The work is rewarding as hell, but it's never going to get easier. You just hope that when it's your turn for that transformation, you leave behind as much as these people left you.


That's what I've been thinking about this afternoon.

That was a genuinely beautiful and honest comfort, thank you, especially in regards to the bolded.
 
This one really hurted. We watched the original trilogy with my little sister a few months ago (I'm a long time fan and she just started) and she loved every part of Leia. She teared up a little when we found out about the news today.

Rest in peace Carrie, you were great and you will be missed.
 
She's definitely one of those people that'll never be forgotten as long as humans roam the earth. She's a legend as much as star wars. I've been thinking about her all day. Watched empire earlier and she's one of the biggest reasons why one of the best movies ever made is so damn good. Think I'm gonna go see rogue one again tomorrow.
Only other celebrity death to rock me this hard was Robin Williams.
 

Speevy

Banned
It's pretty extraordinary that an actress who might not have been otherwise more than a footnote changed cinema with one role.

I was having a conversation with my mother who's just two years older than Fisher was when she passed away. She hates anything to do with science fiction, fantasy, comic books, things that are too divorced from reality.

I was telling her that how movies are made and marketed had a lot to do with these three original Star Wars films. There's a lot to be said for being a big fish in a small pond, which is how it was in 1977's theater-going landscape.
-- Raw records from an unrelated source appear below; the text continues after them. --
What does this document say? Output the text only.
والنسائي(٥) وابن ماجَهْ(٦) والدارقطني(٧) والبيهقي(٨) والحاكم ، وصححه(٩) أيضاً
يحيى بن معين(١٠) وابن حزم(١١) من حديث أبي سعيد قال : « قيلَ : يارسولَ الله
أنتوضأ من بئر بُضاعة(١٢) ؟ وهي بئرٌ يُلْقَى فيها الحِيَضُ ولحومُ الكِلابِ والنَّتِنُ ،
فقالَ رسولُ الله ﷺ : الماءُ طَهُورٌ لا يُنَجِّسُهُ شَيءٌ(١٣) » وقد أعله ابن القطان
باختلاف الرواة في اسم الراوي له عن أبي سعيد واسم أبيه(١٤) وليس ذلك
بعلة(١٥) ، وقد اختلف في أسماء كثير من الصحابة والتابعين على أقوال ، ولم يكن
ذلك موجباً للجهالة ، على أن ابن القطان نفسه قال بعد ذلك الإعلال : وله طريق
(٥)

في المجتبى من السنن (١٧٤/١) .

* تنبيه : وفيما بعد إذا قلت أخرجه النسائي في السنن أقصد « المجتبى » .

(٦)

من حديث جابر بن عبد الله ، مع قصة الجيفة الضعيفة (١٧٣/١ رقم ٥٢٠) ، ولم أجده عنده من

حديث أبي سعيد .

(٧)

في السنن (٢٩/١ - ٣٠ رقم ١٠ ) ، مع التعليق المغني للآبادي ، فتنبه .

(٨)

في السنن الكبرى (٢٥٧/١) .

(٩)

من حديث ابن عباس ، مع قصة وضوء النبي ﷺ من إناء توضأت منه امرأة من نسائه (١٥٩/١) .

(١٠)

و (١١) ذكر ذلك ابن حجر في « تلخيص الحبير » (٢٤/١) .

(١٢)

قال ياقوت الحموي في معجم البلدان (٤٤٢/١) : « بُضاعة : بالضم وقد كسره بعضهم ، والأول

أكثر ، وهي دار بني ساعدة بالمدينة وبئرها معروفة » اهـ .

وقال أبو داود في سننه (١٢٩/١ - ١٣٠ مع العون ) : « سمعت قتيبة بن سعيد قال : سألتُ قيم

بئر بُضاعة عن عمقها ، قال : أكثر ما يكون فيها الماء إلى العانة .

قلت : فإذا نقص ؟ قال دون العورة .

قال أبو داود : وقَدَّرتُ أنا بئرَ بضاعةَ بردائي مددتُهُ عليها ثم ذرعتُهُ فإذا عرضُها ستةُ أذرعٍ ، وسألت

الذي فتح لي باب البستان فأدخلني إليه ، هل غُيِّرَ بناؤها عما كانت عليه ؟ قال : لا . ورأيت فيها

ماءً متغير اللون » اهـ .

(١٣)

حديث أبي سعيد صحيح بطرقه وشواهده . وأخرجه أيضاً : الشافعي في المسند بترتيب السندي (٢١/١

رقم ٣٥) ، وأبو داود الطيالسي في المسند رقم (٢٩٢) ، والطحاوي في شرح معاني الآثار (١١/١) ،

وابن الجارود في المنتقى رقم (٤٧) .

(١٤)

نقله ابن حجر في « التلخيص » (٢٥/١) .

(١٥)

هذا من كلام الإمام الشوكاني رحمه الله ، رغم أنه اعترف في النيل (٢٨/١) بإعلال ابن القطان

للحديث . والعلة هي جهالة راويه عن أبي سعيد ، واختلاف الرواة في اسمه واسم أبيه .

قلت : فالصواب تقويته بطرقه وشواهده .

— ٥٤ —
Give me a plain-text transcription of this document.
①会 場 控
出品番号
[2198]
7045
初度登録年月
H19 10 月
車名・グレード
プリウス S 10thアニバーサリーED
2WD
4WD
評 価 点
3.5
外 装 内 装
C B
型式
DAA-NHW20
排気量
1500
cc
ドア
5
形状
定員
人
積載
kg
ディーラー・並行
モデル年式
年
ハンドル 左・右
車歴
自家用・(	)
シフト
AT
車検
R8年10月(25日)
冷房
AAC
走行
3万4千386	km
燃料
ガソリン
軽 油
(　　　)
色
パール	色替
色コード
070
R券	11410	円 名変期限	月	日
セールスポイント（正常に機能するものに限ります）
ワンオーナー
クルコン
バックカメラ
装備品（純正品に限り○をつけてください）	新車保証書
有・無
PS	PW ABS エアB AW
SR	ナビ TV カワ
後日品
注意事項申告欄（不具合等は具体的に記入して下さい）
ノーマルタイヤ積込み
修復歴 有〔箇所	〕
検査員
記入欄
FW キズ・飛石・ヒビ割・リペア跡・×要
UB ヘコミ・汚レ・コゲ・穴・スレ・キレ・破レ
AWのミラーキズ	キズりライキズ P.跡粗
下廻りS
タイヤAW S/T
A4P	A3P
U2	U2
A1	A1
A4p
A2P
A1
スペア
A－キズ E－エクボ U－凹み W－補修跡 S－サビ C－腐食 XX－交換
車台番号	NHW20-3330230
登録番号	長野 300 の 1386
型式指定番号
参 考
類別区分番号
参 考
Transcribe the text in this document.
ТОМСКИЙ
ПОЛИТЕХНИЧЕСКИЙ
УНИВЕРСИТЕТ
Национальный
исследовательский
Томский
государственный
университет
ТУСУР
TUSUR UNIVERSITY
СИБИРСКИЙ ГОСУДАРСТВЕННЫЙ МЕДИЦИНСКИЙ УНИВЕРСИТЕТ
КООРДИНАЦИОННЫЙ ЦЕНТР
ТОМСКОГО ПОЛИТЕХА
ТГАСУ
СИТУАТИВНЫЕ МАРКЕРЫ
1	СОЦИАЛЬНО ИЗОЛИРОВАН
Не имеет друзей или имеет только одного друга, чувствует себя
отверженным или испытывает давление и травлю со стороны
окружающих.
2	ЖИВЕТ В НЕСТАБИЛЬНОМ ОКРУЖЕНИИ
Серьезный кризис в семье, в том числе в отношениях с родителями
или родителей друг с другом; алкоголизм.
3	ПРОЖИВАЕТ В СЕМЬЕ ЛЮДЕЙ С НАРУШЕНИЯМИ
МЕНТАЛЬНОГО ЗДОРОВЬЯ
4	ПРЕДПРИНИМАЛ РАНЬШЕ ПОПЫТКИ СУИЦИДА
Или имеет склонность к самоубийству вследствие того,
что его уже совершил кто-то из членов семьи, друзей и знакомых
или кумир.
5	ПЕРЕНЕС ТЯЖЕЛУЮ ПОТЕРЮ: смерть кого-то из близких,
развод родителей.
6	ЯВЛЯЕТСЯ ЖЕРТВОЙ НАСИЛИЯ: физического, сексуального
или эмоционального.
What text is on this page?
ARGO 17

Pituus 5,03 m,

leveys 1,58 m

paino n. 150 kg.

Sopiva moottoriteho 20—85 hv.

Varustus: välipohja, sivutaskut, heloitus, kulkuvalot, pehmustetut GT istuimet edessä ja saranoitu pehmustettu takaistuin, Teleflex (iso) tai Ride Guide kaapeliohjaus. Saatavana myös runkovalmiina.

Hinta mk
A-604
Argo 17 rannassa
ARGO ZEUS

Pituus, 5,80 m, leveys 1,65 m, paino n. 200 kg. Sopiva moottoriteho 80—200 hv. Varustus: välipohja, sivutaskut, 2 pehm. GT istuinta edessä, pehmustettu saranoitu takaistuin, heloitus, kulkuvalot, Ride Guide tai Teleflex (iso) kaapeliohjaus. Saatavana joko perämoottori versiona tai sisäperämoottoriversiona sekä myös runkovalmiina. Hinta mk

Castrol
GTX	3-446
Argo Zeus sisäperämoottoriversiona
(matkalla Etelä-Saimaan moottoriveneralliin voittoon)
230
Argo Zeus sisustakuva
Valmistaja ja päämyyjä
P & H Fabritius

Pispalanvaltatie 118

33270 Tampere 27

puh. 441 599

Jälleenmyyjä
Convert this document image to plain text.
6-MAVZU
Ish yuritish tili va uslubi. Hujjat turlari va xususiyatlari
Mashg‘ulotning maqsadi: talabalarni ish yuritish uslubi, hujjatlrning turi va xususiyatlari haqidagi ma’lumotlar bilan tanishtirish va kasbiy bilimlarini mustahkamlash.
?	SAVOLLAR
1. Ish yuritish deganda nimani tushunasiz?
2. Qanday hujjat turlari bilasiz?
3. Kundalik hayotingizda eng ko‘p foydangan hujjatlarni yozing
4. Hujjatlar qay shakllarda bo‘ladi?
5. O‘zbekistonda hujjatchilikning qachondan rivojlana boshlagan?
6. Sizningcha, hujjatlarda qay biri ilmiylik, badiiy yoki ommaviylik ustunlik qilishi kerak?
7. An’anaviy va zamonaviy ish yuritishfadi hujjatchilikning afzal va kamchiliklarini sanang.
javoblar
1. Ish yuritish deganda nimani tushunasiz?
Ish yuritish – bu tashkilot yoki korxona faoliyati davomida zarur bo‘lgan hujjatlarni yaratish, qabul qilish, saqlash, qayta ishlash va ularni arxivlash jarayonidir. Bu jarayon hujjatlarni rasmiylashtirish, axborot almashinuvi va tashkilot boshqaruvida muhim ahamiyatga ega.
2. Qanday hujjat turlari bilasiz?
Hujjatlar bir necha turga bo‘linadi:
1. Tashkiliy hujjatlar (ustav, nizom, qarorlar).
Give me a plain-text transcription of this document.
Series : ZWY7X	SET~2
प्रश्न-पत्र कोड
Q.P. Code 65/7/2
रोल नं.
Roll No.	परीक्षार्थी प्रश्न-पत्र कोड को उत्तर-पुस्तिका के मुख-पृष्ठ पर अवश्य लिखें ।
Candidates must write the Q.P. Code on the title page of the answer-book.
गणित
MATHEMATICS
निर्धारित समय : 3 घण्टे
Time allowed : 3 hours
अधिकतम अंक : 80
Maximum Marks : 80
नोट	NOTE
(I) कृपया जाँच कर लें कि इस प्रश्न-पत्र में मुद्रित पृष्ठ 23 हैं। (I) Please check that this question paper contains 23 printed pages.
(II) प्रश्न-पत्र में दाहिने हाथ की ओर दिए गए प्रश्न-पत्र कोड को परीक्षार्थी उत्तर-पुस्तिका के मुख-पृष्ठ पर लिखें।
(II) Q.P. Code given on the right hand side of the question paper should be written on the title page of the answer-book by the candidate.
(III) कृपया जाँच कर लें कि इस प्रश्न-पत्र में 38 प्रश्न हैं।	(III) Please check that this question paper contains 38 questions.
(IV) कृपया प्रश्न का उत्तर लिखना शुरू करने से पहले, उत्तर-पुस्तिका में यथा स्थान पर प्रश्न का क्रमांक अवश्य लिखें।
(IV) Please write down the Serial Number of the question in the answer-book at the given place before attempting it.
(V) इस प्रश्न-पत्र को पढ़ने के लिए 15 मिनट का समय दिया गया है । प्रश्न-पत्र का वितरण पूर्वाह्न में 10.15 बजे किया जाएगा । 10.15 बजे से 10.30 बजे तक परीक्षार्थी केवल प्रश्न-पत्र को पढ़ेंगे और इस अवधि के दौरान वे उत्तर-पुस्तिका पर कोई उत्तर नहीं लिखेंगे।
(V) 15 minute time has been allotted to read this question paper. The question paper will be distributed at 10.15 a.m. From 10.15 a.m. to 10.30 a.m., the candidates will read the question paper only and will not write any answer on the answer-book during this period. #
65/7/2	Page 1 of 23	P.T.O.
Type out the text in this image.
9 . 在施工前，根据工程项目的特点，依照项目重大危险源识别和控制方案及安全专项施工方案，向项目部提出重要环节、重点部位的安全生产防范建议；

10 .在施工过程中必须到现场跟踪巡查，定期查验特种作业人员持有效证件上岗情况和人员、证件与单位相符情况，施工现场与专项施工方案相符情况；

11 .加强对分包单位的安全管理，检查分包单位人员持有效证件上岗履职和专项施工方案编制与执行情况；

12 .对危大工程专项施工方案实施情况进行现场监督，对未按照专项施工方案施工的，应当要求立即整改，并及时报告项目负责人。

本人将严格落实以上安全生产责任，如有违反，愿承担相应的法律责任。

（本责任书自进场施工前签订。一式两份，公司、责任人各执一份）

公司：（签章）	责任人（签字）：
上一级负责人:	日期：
But to be an unknown, and to put it all out there was something else.

It really makes me believe in something that was true when films first got going. You only need one character to change movies. Just one. You don't even need to be a good actor. Just a character that touches people. How many thousands upon thousands of actors will live and die without ever having done that? It's not even about an awards statue or big box office. It's just something you feel. You can't manufacture it. It just happens, and it's there forever.